See fragments of restored frescoes from the Palace of the Counts of San Esteban de Cañongo and the Casa de Don Mariano Carbó at the Museo de Pintura Mural, housed in what is considered the oldest house in Havana.

Falling under the category of almost free, Museo Napoleónico, spanning four floors of a Florentine Renaissance-inspired mansion in the Vedado district, will delight history buffs (admission $3). Accumulated by sugar baron Julio Lobo and politician Orestes Ferrera, this collection of 7,000 objects related to Napoleon Bonaparte, including a bronze death mask made of the emperor by his personal physician, is one of the most extensive in the world. Don't miss the view of the city from the terrace on the fourth floor.

Families

Kids under 14 get in free to the Museo Nacional de Bellas Artes, while adults pay $8, a bargain considering this vast collection. The museum encompasses two buildings, one of which focuses on Cuban art—from Armando Menocal to Wifredo Lam—and the other on international art spanning a period from 500 B.C. to modern times and featuring ancient Greek ceramics and a canvas by El Greco.

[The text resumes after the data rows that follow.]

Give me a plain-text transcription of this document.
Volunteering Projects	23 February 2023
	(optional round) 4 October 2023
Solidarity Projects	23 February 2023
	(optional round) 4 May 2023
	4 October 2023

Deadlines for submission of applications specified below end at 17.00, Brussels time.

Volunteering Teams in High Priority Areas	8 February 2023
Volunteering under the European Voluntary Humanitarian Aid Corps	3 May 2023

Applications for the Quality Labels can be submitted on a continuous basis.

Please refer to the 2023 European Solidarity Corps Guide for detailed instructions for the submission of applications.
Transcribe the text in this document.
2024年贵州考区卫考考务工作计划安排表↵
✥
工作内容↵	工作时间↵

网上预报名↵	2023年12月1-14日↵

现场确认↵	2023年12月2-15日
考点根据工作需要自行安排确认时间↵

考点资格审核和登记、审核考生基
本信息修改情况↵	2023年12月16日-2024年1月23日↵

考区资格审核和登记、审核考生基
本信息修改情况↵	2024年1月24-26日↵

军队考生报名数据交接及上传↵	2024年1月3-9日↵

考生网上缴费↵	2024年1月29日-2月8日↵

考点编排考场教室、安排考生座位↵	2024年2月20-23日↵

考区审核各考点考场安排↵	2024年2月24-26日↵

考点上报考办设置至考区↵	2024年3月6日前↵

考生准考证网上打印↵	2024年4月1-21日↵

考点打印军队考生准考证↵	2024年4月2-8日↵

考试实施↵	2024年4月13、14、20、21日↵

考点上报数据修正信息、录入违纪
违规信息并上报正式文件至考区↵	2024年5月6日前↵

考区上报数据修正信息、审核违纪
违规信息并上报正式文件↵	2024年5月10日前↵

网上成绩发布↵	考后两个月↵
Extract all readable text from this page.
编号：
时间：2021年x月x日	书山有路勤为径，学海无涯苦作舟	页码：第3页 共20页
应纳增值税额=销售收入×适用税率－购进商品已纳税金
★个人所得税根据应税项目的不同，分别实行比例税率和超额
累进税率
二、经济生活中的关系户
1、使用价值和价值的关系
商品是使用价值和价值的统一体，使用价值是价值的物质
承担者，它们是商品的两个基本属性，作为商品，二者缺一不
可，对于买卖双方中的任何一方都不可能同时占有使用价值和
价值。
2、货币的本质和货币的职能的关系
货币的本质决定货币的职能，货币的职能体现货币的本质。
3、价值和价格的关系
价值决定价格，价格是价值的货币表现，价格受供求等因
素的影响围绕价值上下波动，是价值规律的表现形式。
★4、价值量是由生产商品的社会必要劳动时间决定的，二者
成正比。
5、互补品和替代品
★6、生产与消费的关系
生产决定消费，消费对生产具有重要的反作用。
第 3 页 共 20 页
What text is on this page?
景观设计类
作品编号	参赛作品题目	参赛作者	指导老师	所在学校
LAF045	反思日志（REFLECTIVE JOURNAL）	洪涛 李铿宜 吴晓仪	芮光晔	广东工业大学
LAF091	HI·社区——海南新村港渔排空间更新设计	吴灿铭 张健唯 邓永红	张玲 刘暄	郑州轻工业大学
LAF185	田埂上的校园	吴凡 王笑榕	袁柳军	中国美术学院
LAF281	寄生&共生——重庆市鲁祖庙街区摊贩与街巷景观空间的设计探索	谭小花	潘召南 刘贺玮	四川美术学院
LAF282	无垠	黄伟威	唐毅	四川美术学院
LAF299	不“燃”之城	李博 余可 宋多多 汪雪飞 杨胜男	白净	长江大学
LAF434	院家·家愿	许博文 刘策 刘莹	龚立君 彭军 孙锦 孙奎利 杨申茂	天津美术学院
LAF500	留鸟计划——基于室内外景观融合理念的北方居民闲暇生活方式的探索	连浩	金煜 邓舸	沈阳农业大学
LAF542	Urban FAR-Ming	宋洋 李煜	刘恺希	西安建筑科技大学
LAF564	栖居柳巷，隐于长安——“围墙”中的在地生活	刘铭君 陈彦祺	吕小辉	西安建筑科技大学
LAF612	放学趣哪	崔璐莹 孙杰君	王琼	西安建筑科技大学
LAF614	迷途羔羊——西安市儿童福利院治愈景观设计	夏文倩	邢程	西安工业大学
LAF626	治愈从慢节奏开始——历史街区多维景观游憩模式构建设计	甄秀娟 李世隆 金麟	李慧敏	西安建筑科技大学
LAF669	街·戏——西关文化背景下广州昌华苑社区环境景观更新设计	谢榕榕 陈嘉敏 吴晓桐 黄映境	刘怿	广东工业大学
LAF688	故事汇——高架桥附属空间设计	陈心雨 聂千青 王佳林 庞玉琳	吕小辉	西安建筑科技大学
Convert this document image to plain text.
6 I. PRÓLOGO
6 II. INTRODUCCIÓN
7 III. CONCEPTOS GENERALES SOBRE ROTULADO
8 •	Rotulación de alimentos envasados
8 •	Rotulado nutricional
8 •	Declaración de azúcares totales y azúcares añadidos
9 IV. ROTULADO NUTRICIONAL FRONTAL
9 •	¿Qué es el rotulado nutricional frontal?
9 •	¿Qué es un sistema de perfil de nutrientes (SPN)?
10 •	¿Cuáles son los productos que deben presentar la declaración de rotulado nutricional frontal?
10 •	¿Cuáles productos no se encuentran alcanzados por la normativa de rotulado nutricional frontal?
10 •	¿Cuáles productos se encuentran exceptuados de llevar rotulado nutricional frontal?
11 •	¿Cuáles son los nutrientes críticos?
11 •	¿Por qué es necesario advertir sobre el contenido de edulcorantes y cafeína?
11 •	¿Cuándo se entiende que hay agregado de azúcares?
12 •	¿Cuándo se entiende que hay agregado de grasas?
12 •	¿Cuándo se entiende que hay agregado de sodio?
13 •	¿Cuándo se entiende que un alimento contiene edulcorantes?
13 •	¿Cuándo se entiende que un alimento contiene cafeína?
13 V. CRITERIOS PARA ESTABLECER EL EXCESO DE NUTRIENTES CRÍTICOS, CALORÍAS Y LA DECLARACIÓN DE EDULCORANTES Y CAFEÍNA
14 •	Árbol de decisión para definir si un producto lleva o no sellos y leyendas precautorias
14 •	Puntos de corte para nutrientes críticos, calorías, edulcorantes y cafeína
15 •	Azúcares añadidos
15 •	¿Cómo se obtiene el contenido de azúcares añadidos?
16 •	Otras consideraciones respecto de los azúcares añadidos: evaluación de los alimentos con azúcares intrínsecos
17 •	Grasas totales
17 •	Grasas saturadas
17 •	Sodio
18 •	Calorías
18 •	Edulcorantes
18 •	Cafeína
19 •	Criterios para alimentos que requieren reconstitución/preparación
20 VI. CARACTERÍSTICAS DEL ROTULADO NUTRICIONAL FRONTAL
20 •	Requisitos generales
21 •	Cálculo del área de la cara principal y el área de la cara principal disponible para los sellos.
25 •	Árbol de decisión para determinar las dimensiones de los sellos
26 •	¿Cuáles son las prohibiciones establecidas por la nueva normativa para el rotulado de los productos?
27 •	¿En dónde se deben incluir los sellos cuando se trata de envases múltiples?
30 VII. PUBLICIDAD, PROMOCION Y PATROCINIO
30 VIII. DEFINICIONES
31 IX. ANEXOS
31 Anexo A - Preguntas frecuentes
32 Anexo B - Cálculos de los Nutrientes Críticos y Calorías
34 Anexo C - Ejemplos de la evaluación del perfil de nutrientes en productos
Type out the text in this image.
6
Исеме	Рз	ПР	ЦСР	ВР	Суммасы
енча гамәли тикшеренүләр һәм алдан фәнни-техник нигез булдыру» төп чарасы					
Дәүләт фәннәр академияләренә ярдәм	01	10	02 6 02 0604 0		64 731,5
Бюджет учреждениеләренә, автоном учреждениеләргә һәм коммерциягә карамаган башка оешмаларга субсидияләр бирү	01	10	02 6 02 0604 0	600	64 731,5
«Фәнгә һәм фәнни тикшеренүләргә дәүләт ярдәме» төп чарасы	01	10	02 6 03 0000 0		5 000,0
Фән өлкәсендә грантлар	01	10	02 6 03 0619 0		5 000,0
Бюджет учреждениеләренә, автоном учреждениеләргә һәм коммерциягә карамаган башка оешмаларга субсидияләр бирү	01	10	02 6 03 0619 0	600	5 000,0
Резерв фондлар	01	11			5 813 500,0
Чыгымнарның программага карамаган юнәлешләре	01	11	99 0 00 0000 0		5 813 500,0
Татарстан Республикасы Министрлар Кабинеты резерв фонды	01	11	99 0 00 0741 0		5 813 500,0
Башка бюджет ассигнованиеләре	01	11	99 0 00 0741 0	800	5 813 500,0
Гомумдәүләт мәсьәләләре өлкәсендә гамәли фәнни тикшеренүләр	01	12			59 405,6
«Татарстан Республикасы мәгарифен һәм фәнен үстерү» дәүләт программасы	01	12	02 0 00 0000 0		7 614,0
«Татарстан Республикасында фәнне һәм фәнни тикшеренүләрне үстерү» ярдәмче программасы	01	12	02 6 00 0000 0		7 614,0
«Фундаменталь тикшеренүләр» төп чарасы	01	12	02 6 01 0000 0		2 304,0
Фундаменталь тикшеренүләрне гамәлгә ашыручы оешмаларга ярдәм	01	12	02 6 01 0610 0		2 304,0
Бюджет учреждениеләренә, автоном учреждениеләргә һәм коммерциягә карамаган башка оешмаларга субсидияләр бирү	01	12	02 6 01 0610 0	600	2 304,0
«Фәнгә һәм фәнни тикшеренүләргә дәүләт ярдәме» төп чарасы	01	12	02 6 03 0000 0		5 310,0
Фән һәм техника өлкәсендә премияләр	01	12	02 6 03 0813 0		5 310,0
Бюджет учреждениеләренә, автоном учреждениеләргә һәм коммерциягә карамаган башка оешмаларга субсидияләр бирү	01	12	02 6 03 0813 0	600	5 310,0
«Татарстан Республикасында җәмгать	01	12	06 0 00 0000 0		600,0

At $1 to $3 a ticket, baseball games at the 55,000-seat Estadio Latinoamericano, home to the Industriales, are practically free, especially compared to major league games in the U.S. Don't miss the Cuban Baseball Hall of Fame under the grandstand, with murals depicting Fidel Castro at bat and the history of the sport in the country. The regular season generally runs from November to April, with playoffs May to July.

In the 1990s, folk artist Salvador Gonzáles Escalona used scrapped objects, like bathtubs and dolls, and whatever paint he could get his hands on to create a muralscape in central Havana's Callejón de Hamel, transforming the former slum into a vibrant Afro-Cuban neighborhood. Join locals here on Sundays at noon to groove to live rumba music.

Food and Drink

The free Museo Casa del Chocolate is billed as a museum dedicated to the history of cocoa and its production, but the real draw is the rich drinking chocolate ($1), served cold or hot.

Attention rum connoisseurs: Get up to speed on what you've been missing all these years at the Museo de Ron, where a free tasting is included with the price of admission ($7). A series of exhibits demonstrates how rum is distilled, from the sugar mill to the white oak barrels used for aging. Head next door to Bar Dos Hermanos for further research if need be.

Outdoors

Join the Cuban families who flock to Playas del Este—the Eastern Beaches—in July and August. The chain of white-sand beaches starts about eight miles from the city at Tarará and stretches several miles to Guanabo.

A visit to Havana isn't complete without a stroll along the oceanfront promenade known as the Malecón, which runs from Old Havana west to the Almendares River in Vedado. What began as a seawall built by the U.S. after the Spanish-American War to protect the city from the turbulent Atlantic has become a gathering place known as the Great Sofa to Habaneros from all walks of life. Take in the eclectic mash-up of neoclassical and art nouveau architecture fronting the esplanade and kids doing cannonballs in the ocean. Summer evenings are especially festive, with locals sipping rum and watching the sunset.

Photo op alert: Dotted with busts of Latin and North American leaders, including U.S. President Abraham Lincoln, Parque de la Fraternidad in central Havana is meant to commemorate American brotherhood, but it's become known more as "Jurassic Park" for its scene-stealing fleet of vintage American cars used as so-called colectivos, or shared taxis.